Today, within minutes of each other, The Font Bureau and The Hoefler Type Foundry each announced new monolinear sans families. Both designs harken back to the Americana of the early- to mid-1900s and it’s no surprise they are both wonders of simple beauty. Relay is somewhat deco (think Metro, Erbar and Nobel) from young genius Cyrus Highsmith. Tobias Frere-Jones’ Gotham “preserves the unaffected quality of ‘basic building lettering’ as envisioned by a draftsman rather than a typographer.”
Don’t miss the full Gotham story, a nice piece of writing on history and type, matched only by the delightful essays of Frantisek Storm.
The concept of vernacular sans-serif lettering and numbers on 1950s buildings and homes seems to have inspired these faces in addition to the upcoming House Neutra fonts as well as my own interperitation called Lionel Text.
this is going to sound like a total commercial plug, but i feel like i should say it anyway....
you do know that FB lets you buy families as few or as many styles at a time as you like, right? i.e. $140 will get you any 4 relays... perhaps not as fulfilling as all 40, but a lot less than $1000!
also, this vernacular sans thing has been a trend for quite some time now, hasn't it?
Speaking of Frantisek Storm, what do you think of the fonts themselves?
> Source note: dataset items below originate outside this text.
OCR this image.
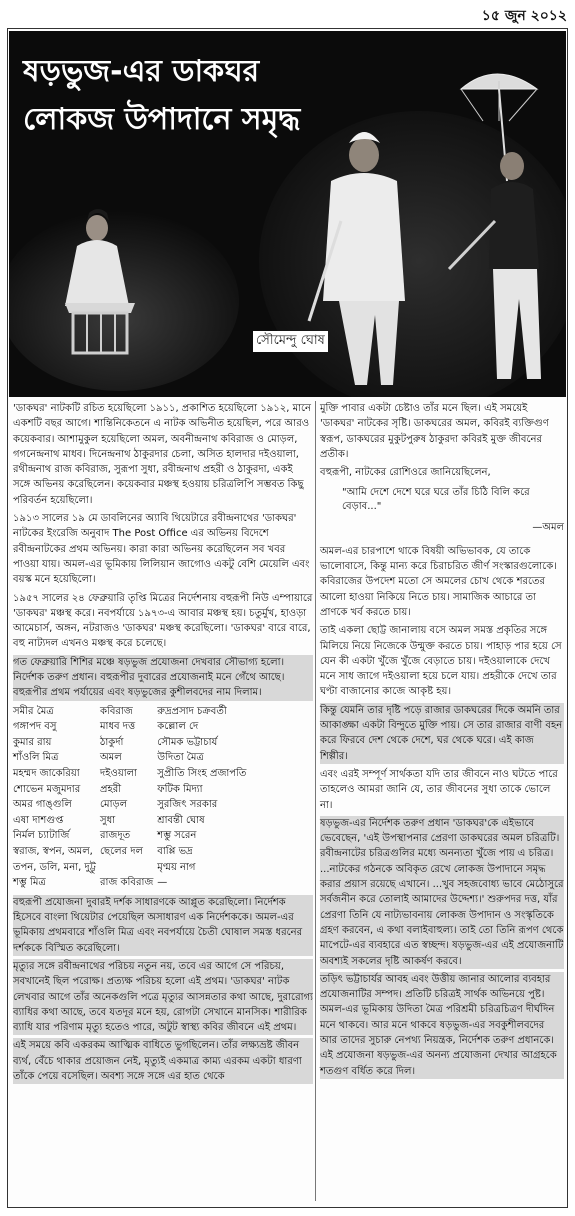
১৫ জুন ২০১২
ষড়ভুজ-এর ডাকঘর
লোকজ উপাদানে সমৃদ্ধ
সৌমেন্দু ঘোষ

'ডাকঘর' নাটকটি রচিত হয়েছিলো ১৯১১, প্রকাশিত হয়েছিলো ১৯১২, মানে একশটি বছর আগে। শান্তিনিকেতনে এ নাটক অভিনীত হয়েছিল, পরে আরও কয়েকবার। আশামুকুল হয়েছিলো অমল, অবনীন্দ্রনাথ কবিরাজ ও মোড়ল, গগনেন্দ্রনাথ মাধব। দিনেন্দ্রনাথ ঠাকুরদার চেলা, অসিত হালদার দইওয়ালা, রথীন্দ্রনাথ রাজ কবিরাজ, সুরূপা সুধা, রবীন্দ্রনাথ প্রহরী ও ঠাকুরদা, একই সঙ্গে অভিনয় করেছিলেন। কয়েকবার মঞ্চস্থ হওয়ায় চরিত্রলিপি সম্ভবত কিছু পরিবর্তন হয়েছিলো।

১৯১৩ সালের ১৯ মে ডাবলিনের অ্যাবি থিয়েটারে রবীন্দ্রনাথের 'ডাকঘর' নাটকের ইংরেজি অনুবাদ The Post Office এর অভিনয় বিদেশে রবীন্দ্রনাটকের প্রথম অভিনয়। কারা কারা অভিনয় করেছিলেন সব খবর পাওয়া যায়। অমল-এর ভূমিকায় লিলিয়ান জাগোও একটু বেশি মেয়েলি এবং বয়স্ক মনে হয়েছিলো।

১৯৫৭ সালের ২৪ ফেব্রুয়ারি তৃপ্তি মিত্রের নির্দেশনায় বহুরূপী নিউ এম্পায়ারে 'ডাকঘর' মঞ্চস্থ করে। নবপর্যায়ে ১৯৭৩-এ আবার মঞ্চস্থ হয়। চতুর্মুখ, হাওড়া আমেচার্স, অঙ্গন, নটরাজও 'ডাকঘর' মঞ্চস্থ করেছিলো। 'ডাকঘর' বারে বারে, বহু নাট্যদল এখনও মঞ্চস্থ করে চলেছে।

গত ফেব্রুয়ারি শিশির মঞ্চে ষড়ভুজ প্রযোজনা দেখবার সৌভাগ্য হলো। নির্দেশক তরুণ প্রধান। বহুরূপীর দুবারের প্রযোজনাই মনে গেঁথে আছে। বহুরূপীর প্রথম পর্যায়ের এবং ষড়ভুজের কুশীলবদের নাম দিলাম।

সমীর মৈত্র	কবিরাজ	রুদ্রপ্রসাদ চক্রবর্তী
গঙ্গাপদ বসু	মাধব দত্ত	কল্লোল দে
কুমার রায়	ঠাকুর্দা	সৌমক ভট্টাচার্য
শাঁওলি মিত্র	অমল	উদিতা মৈত্র
মহম্মদ জাকেরিয়া	দইওয়ালা	সুপ্রীতি সিংহ প্রজাপতি
শোভেন মজুমদার	প্রহরী	ফটিক মিদ্যা
অমর গাঙ্গুলি	মোড়ল	সুরজিৎ সরকার
এষা দাশগুপ্ত	সুধা	শ্রাবন্তী ঘোষ
নির্মল চ্যাটার্জি	রাজদূত	শম্ভু সরেন
স্বরাজ, স্বপন, অমল,	ছেলের দল	বাপ্পি ভদ্র
তপন, ডলি, মনা, দুট্টু		মৃণ্ময় নাগ
শম্ভু মিত্র	রাজ কবিরাজ	—

বহুরূপী প্রযোজনা দুবারই দর্শক সাধারণকে আপ্লুত করেছিলো। নির্দেশক হিসেবে বাংলা থিয়েটার পেয়েছিল অসাধারণ এক নির্দেশককে। অমল-এর ভূমিকায় প্রথমবারে শাঁওলি মিত্র এবং নবপর্যায়ে চৈতী ঘোষাল সমস্ত ধরনের দর্শককে বিস্মিত করেছিলো।

মৃত্যুর সঙ্গে রবীন্দ্রনাথের পরিচয় নতুন নয়, তবে এর আগে সে পরিচয়, সবখানেই ছিল পরোক্ষ। প্রত্যক্ষ পরিচয় হলো এই প্রথম। 'ডাকঘর' নাটক লেখবার আগে তাঁর অনেকগুলি পত্রে মৃত্যুর আসন্নতার কথা আছে, দুরারোগ্য ব্যাধির কথা আছে, তবে যতদূর মনে হয়, রোগটা সেখানে মানসিক। শারীরিক ব্যাধি যার পরিণাম মৃত্যু হতেও পারে, অটুট স্বাস্থ্য কবির জীবনে এই প্রথম।

এই সময়ে কবি একরকম আত্মিক বাধিতে ভুগছিলেন। তাঁর লক্ষ্যভ্রষ্ট জীবন ব্যর্থ, বেঁচে থাকার প্রয়োজন নেই, মৃত্যুই একমাত্র কাম্য এরকম একটা ধারণা তাঁকে পেয়ে বসেছিল। অবশ্য সঙ্গে সঙ্গে এর হাত থেকে

মুক্তি পাবার একটা চেষ্টাও তাঁর মনে ছিল। এই সময়েই 'ডাকঘর' নাটকের সৃষ্টি। ডাকঘরের অমল, কবিরই ব্যক্তিগুণ স্বরূপ, ডাকঘরের মুকুটপুরুষ ঠাকুরদা কবিরই মুক্ত জীবনের প্রতীক।

বহুরূপী, নাটকের রোশিওরে জানিয়েছিলেন,

"আমি দেশে দেশে ঘরে ঘরে তাঁর চিঠি বিলি করে বেড়াব..."
—অমল

অমল-এর চারপাশে থাকে বিষয়ী অভিভাবক, যে তাকে ভালোবাসে, কিন্তু মান্য করে চিরাচরিত জীর্ণ সংস্কারগুলোকে। কবিরাজের উপদেশ মতো সে অমলের চোখ থেকে শরতের আলো হাওয়া নিকিয়ে নিতে চায়। সামাজিক আচারে তা প্রাণকে খর্ব করতে চায়।

তাই একলা ছোট্ট জানালায় বসে অমল সমস্ত প্রকৃতির সঙ্গে মিলিয়ে নিয়ে নিজেকে উন্মুক্ত করতে চায়। পাহাড় পার হয়ে সে যেন কী একটা খুঁজে খুঁজে বেড়াতে চায়। দইওয়ালাকে দেখে মনে সাধ জাগে দইওয়ালা হয়ে চলে যায়। প্রহরীকে দেখে তার ঘণ্টা বাজানোর কাজে আকৃষ্ট হয়।

কিন্তু যেমনি তার দৃষ্টি পড়ে রাজার ডাকঘরের দিকে অমনি তার আকাঙ্ক্ষা একটা বিন্দুতে মুক্তি পায়। সে তার রাজার বাণী বহন করে ফিরবে দেশ থেকে দেশে, ঘর থেকে ঘরে। এই কাজ শিল্পীর।

এবং এরই সম্পূর্ণ সার্থকতা যদি তার জীবনে নাও ঘটতে পারে তাহলেও আমরা জানি যে, তার জীবনের সুধা তাকে ভোলে না।

ষড়ভুজ-এর নির্দেশক তরুণ প্রধান 'ডাকঘর'কে এইভাবে ভেবেছেন, 'এই উপস্থাপনার প্রেরণা ডাকঘরের অমল চরিত্রটি। রবীন্দ্রনাটের চরিত্রগুলির মধ্যে অনন্যতা খুঁজে পায় এ চরিত্র। ...নাটকের গঠনকে অবিকৃত রেখে লোকজ উপাদানে সমৃদ্ধ করার প্রয়াস রয়েছে এখানে। ...খুব সহজবোধ্য ভাবে মেঠোসুরে সর্বজনীন করে তোলাই আমাদের উদ্দেশ্য।' শুরুপদর দত্ত, যাঁর প্রেরণা তিনি যে নাট্যভাবনায় লোকজ উপাদান ও সংস্কৃতিকে গ্রহণ করবেন, এ কথা বলাইবাহুল্য। তাই তো তিনি রূপণ থেকে মাপেটে-এর ব্যবহারে এত স্বচ্ছন্দ। ষড়ভুজ-এর এই প্রযোজনাটি অবশ্যই সকলের দৃষ্টি আকর্ষণ করবে।

তড়িৎ ভট্টাচার্যর আবহ এবং উত্তীয় জানার আলোর ব্যবহার প্রযোজনাটির সম্পদ। প্রতিটি চরিত্রই সার্থক অভিনয়ে পুষ্ট। অমল-এর ভূমিকায় উদিতা মৈত্র পরিশ্রমী চরিত্রচিত্রণ দীর্ঘদিন মনে থাকবে। আর মনে থাকবে ষড়ভুজ-এর সবকুশীলবদের আর তাদের সুচারু নেপথ্য নিয়ন্ত্রক, নির্দেশক তরুণ প্রধানকে। এই প্রযোজনা ষড়ভুজ-এর অনন্য প্রযোজনা দেখার আগ্রহকে শতগুণ বর্ধিত করে দিল।
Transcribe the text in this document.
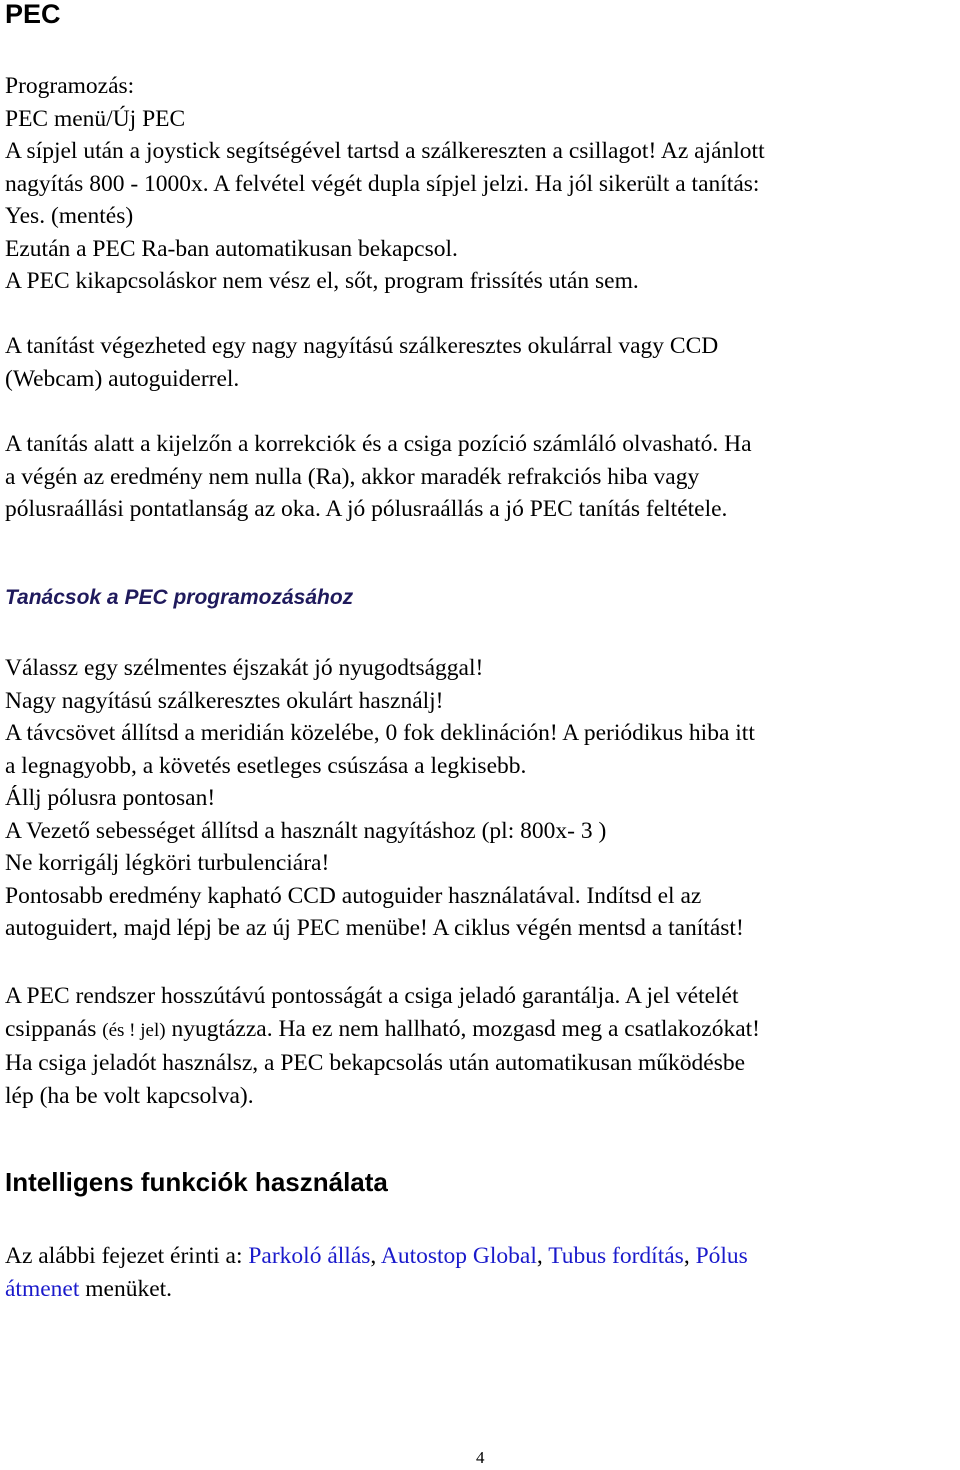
PEC
Programozás:
PEC menü/Új PEC
A sípjel után a joystick segítségével tartsd a szálkereszten a csillagot! Az ajánlott
nagyítás 800 - 1000x. A felvétel végét dupla sípjel jelzi. Ha jól sikerült a tanítás:
Yes. (mentés)
Ezután a PEC Ra-ban automatikusan bekapcsol.
A PEC kikapcsoláskor nem vész el, sőt, program frissítés után sem.
A tanítást végezheted egy nagy nagyítású szálkeresztes okulárral vagy CCD
(Webcam) autoguiderrel.
A tanítás alatt a kijelzőn a korrekciók és a csiga pozíció számláló olvasható. Ha
a végén az eredmény nem nulla (Ra), akkor maradék refrakciós hiba vagy
pólusraállási pontatlanság az oka. A jó pólusraállás a jó PEC tanítás feltétele.
Tanácsok a PEC programozásához
Válassz egy szélmentes éjszakát jó nyugodtsággal!
Nagy nagyítású szálkeresztes okulárt használj!
A távcsövet állítsd a meridián közelébe, 0 fok deklináción! A periódikus hiba itt
a legnagyobb, a követés esetleges csúszása a legkisebb.
Állj pólusra pontosan!
A Vezető sebességet állítsd a használt nagyításhoz (pl: 800x- 3 )
Ne korrigálj légköri turbulenciára!
Pontosabb eredmény kapható CCD autoguider használatával. Indítsd el az
autoguidert, majd lépj be az új PEC menübe! A ciklus végén mentsd a tanítást!
A PEC rendszer hosszútávú pontosságát a csiga jeladó garantálja. A jel vételét
csippanás (és ! jel) nyugtázza. Ha ez nem hallható, mozgasd meg a csatlakozókat!
Ha csiga jeladót használsz, a PEC bekapcsolás után automatikusan működésbe
lép (ha be volt kapcsolva).
Intelligens funkciók használata
Az alábbi fejezet érinti a: Parkoló állás, Autostop Global, Tubus fordítás, Pólus
átmenet menüket.
4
Have you used them in print? Are you satisfied with the results?
George | Jun 26, 2002 02:32 PM
Hevetica is a grotesque. Gotham is a geometric. Two totally different fonts.
Speaking of Storm, I used his Monarchia (based on Koch's Fr¸hling) in my wedding invitations. I also bought Plagwitz. I find his fonts beautifully executed, heavily featured, and incredibly underpriced. You basically get CE support for free, among other things. And I love myfonts.com, but if you order directly from Stormtype, you get a giant specimen book, a poster or two, and other great collateral. I collect specimen posters (I decorate my apartment and cabin with them) and his is one of my favorites.
Speaking of Storm.... I find his fonts beautifully executed, heavily featured, and incredibly underpriced.
so do i. they'd still be cheap if he charged twice as much. i guess living in prague is cheap?
anyway, i set a book on a contemporary romanian "magic realist" painter's work (!) in Storm's Regent, and it was beautiful. just enough personality so the text could hold its own next to the paintings, but not so much that it was distracting.